To benefit from the spring and summer months while ensuring your canine companion is totally protected, listed here are 12 dangers every dog owner should concentrate on…

Danger #1 Ticks

Ticks are particularly prevalent in areas which have tall grass and bracken where deer are present. Use natural tick prevention products, check your dogs for ticks after every walk, arm yourself with a tick remover, and all the time ask a vet when you’re unsure about how one can remove one.

Danger #2 BBQ’s

Barbeque leftovers, including cooked bones, are choking hazards and could cause internal injuries. Meanwhile, fatty foods could be harmful to dogs with pancreatitis.

Charcoal soaked with lighter fluid, fire lighters, and kebab sticks are also dangerous. Supervise your dog in any respect times after they’re around a barbeque and steer them towards a protected place.

Danger #3 Firepits

Firepits are also hazardous for obvious reasons, so make sure that you usually have an eye fixed in your dog and keep them away from open flames.

Danger #4 Alcohol

Alcohol is toxic for dogs so all the time keep it out of their reach, especially at outdoor summer parties where drinks is perhaps left on low garden tables.


Danger #5 Blue-green algae

Blue-green algae is present in still and stagnant waters; it is amazingly harmful to dogs and could be fatal. Monitor local alerts and look out for notices at lakes and ponds near you.

Also, all the time rinse your dog at home in clean water after swimming. Your bird bath must be cleaned out and replenished commonly too.

Danger #6 Water intoxication

Dogs devour large amounts of water when swimming with a toy of their mouths, so keep games of fetch on dry land; taking in an excessive amount of water could be fatal.

Danger #7 Overheating in warmer weather

To assist dogs stay cool in spring & summer, walk early within the morning and late within the evening when temperatures have dropped. Follow shaded areas on longer walks and provides your dog loads of breaks in shaded areas so that they can enjoy some enrichment time.

You’ll want to have some fans in the house, keep your dog well-groomed so air can flow into through their fur, all the time have cool water available, dampen their coat (their body cools because the water evaporates within the breeze), and don’t allow them to lay within the sun for too long.

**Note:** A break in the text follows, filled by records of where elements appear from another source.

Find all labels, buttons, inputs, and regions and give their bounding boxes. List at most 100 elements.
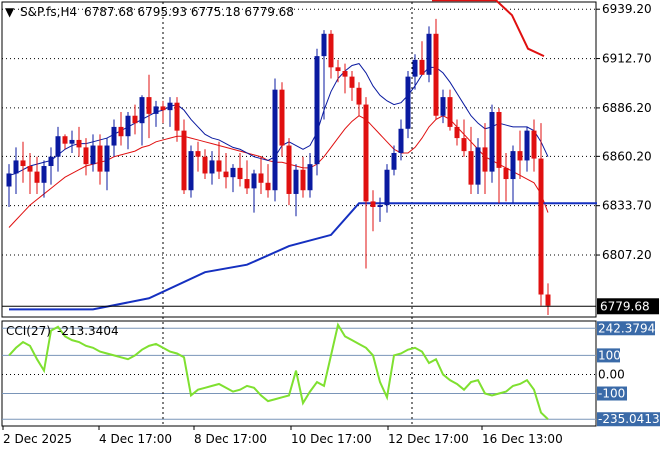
candle-body	[90, 145, 96, 165]
cci-line	[8, 322, 549, 420]
candle-body	[244, 179, 250, 189]
candle-body	[538, 158, 544, 295]
cci-level-tag	[597, 321, 655, 336]
candle-body	[482, 147, 488, 172]
support-line	[9, 202, 597, 311]
cci-level-tag	[597, 348, 620, 363]
candle-body	[125, 115, 131, 137]
fast-ma-line	[8, 63, 549, 176]
candle-body	[146, 97, 152, 114]
symbol-timeframe: S&P.fs,H4	[20, 5, 77, 19]
candle-body	[531, 130, 537, 159]
collapse-triangle-icon[interactable]: ▼	[5, 5, 15, 19]
candle-body	[349, 76, 355, 88]
candle-body	[195, 151, 201, 157]
candle-body	[307, 164, 313, 191]
candle-body	[405, 76, 411, 129]
candle-body	[181, 130, 187, 191]
candle-body	[363, 104, 369, 202]
candle-body	[286, 145, 292, 194]
candle-body	[419, 59, 425, 75]
price-axis: 6939.20 6912.70 6886.20 6860.20 6833.70 6807.…	[2, 2, 659, 315]
candle-body	[384, 169, 390, 206]
candle-body	[496, 112, 502, 168]
candle-body	[489, 112, 495, 172]
candle-body	[118, 126, 124, 137]
time-tick-label: 10 Dec 17:00	[291, 432, 372, 446]
candle-body	[251, 173, 257, 189]
candle-body	[475, 147, 481, 185]
cci-level-label: 0.00	[598, 367, 625, 381]
candle-body	[398, 128, 404, 153]
current-price-tag	[597, 298, 659, 315]
candle-body	[258, 173, 264, 183]
candle-body	[265, 182, 271, 191]
candle-body	[97, 145, 103, 172]
price-tick-label: 6939.20	[602, 2, 652, 16]
candle-body	[62, 136, 68, 144]
candle-body	[55, 136, 61, 157]
price-tick-label: 6833.70	[602, 199, 652, 213]
candle-body	[223, 171, 229, 178]
candle-body	[447, 97, 453, 127]
candle-body	[209, 160, 215, 174]
time-tick-label: 4 Dec 17:00	[99, 432, 172, 446]
price-tick-label: 6912.70	[602, 52, 652, 66]
candle-body	[139, 97, 145, 124]
candle-body	[545, 294, 551, 306]
candle-body	[454, 126, 460, 139]
candle-body	[167, 102, 173, 111]
candle-body	[48, 156, 54, 167]
candle-body	[237, 167, 243, 180]
candle-body	[370, 201, 376, 207]
cci-label: CCI(27)	[6, 324, 51, 338]
session-separators	[162, 2, 413, 426]
resistance-line	[432, 0, 545, 58]
time-tick-label: 2 Dec 2025	[3, 432, 72, 446]
candle-body	[300, 169, 306, 191]
cci-level-label: 242.3794	[598, 321, 655, 335]
candle-body	[13, 160, 19, 174]
cci-axis: 242.3794 100 0.00 -100 -235.0413	[597, 321, 660, 427]
candle-body	[461, 138, 467, 152]
candle-body	[83, 147, 89, 165]
time-tick-label: 16 Dec 13:00	[482, 432, 563, 446]
candle-body	[160, 106, 166, 111]
candle-body	[174, 102, 180, 131]
candle-body	[279, 89, 285, 146]
candle-body	[440, 97, 446, 116]
time-tick-label: 8 Dec 17:00	[194, 432, 267, 446]
candle-body	[524, 130, 530, 161]
candle-body	[510, 151, 516, 180]
cci-level-label: 100	[598, 348, 621, 362]
cci-level-tag	[597, 412, 660, 427]
candle-body	[503, 167, 509, 180]
cci-level-label: -100	[598, 387, 625, 401]
price-tick-label: 6807.20	[602, 248, 652, 262]
candle-body	[34, 171, 40, 183]
candle-body	[328, 33, 334, 68]
candle-body	[391, 152, 397, 170]
current-price-label: 6779.68	[600, 299, 650, 313]
candle-body	[468, 151, 474, 185]
price-gridlines	[2, 8, 596, 256]
cci-level-tag	[597, 386, 627, 401]
candle-body	[335, 67, 341, 72]
candle-body	[356, 87, 362, 105]
candle-body	[111, 126, 117, 146]
time-tick-label: 12 Dec 17:00	[388, 432, 469, 446]
candle-body	[377, 205, 383, 207]
cci-panel	[1, 320, 597, 427]
candle-body	[202, 156, 208, 174]
time-axis: 2 Dec 2025 4 Dec 17:00 8 Dec 17:00 10 Dec 1…	[2, 426, 563, 446]
candle-body	[321, 33, 327, 57]
price-tick-label: 6860.20	[602, 149, 652, 163]
candle-body	[20, 160, 26, 167]
candle-body	[27, 166, 33, 172]
candle-body	[342, 71, 348, 77]
candles	[6, 18, 551, 315]
candle-body	[188, 151, 194, 191]
candle-body	[517, 151, 523, 161]
candle-body	[6, 173, 12, 187]
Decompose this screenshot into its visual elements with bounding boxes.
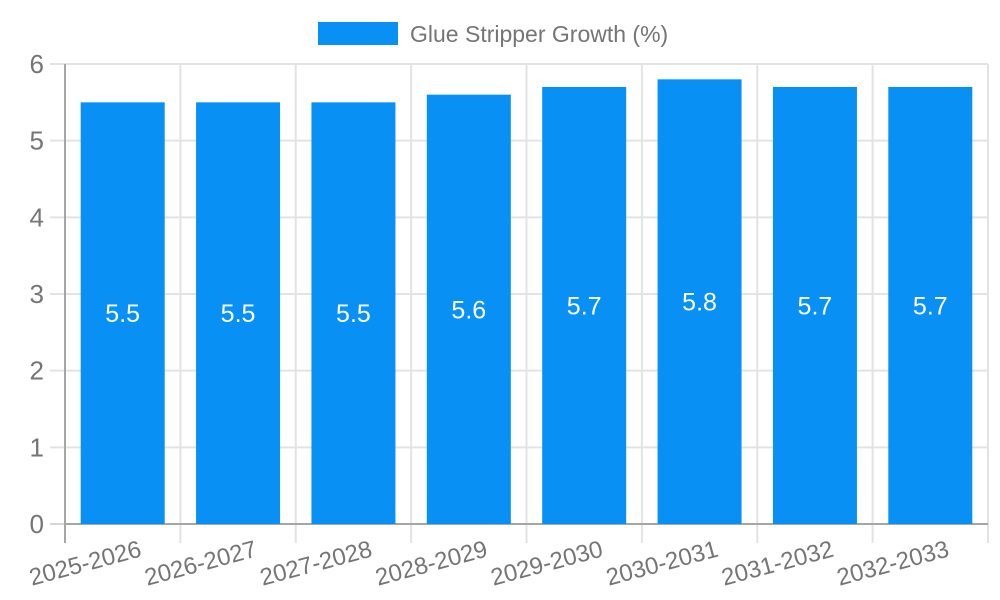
- legend-label: Glue Stripper Growth (%): [410, 21, 668, 47]
- bar[interactable]: [888, 87, 973, 524]
- x-tick-label: 2025-2026: [26, 536, 144, 592]
- legend-swatch[interactable]: [318, 22, 398, 45]
- y-tick-label: 4: [30, 202, 44, 232]
- bar[interactable]: [311, 102, 396, 524]
- bar-value-label: 5.8: [682, 289, 717, 317]
- x-tick-label: 2029-2030: [488, 536, 606, 592]
- y-tick-label: 3: [30, 279, 44, 309]
- bar[interactable]: [426, 94, 511, 525]
- bar-value-label: 5.5: [336, 300, 371, 328]
- bar[interactable]: [80, 102, 165, 524]
- x-tick-label: 2026-2027: [142, 536, 260, 592]
- bar-value-label: 5.6: [451, 296, 486, 324]
- bar[interactable]: [657, 79, 742, 524]
- y-tick-label: 6: [30, 49, 44, 79]
- legend-item[interactable]: Glue Stripper Growth (%): [318, 21, 668, 47]
- bar-value-label: 5.7: [798, 293, 833, 321]
- bar[interactable]: [542, 87, 627, 524]
- x-tick-label: 2028-2029: [373, 536, 491, 592]
- bar[interactable]: [772, 87, 857, 524]
- y-tick-label: 0: [30, 509, 44, 539]
- x-tick-label: 2027-2028: [257, 536, 375, 592]
- x-tick-label: 2032-2033: [834, 536, 952, 592]
- y-tick-label: 1: [30, 432, 44, 462]
- y-tick-label: 5: [30, 126, 44, 156]
- bar-value-label: 5.5: [105, 300, 140, 328]
- y-tick-label: 2: [30, 356, 44, 386]
- bar[interactable]: [196, 102, 281, 524]
- bar-value-label: 5.7: [567, 293, 602, 321]
- plot-area: 0 1 2 3 4 5 6 5.5 5.5 5.5 5.6 5.7 5.8 5.7 5.7 2025-2026…: [26, 49, 989, 592]
- x-tick-label: 2030-2031: [603, 536, 721, 592]
- x-tick-label: 2031-2032: [719, 536, 837, 592]
- bar-value-label: 5.7: [913, 293, 948, 321]
- bar-value-label: 5.5: [221, 300, 256, 328]
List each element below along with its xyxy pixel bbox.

Hot dogs will pant and drool, be unsteady on their feet, and appear lethargic. These symptoms all worsen quickly with flat-nosed breeds. In case your dog is showing signs of warmth stroke, cool their feet and legs with cold water and provides them a drink whilst calling your vet and arranging urgent transport.


Danger #8 Hot pavements

Hot pavements are harmful to dogs’ delicate paws. At all times do the new pavement test to see if it’s protected for them to be outside; place the back of your hand on the bottom and when you can’t hold it there for 30 seconds, it’s too hot and their feet will blister.

Danger #9 Thunderstorms

Thunderstorms are a standard occurrence in spring/summer because of warmer weather and humidity. Anti-static body wraps hugely help to alleviate dogs’ stress, whilst I’d recommend staying at home along with your dog, constructing a protected zone for them, giving them affection if that makes them feel more comfortable, and offering positive distractions.

Danger #10 Summer plants

Some plants are poisonous for dogs in spring/summer, like rhododendron and yew berries. Seek vet assistance in case your dog has eaten anything which you think that might make them ailing.


Danger #11 Grass seeds

Grass seeds could be harmful to dogs’ eyes and paws. Don’t let your dog run in farmers’ fields of corn and barley. Long grass can be often home to those seeds so check your dog’s eyes, ears, and paws after very walk. If a seed is of their eye, contact a vet to have this removed.

Danger #12 Automotive travel

It might be dangerous for dogs to be in cars during warmer weather. Be certain that you usually have your air con on, stop commonly, and ensure water is out there in a non-spill bowl. Never leave your dog within the automobile, even with the windows down.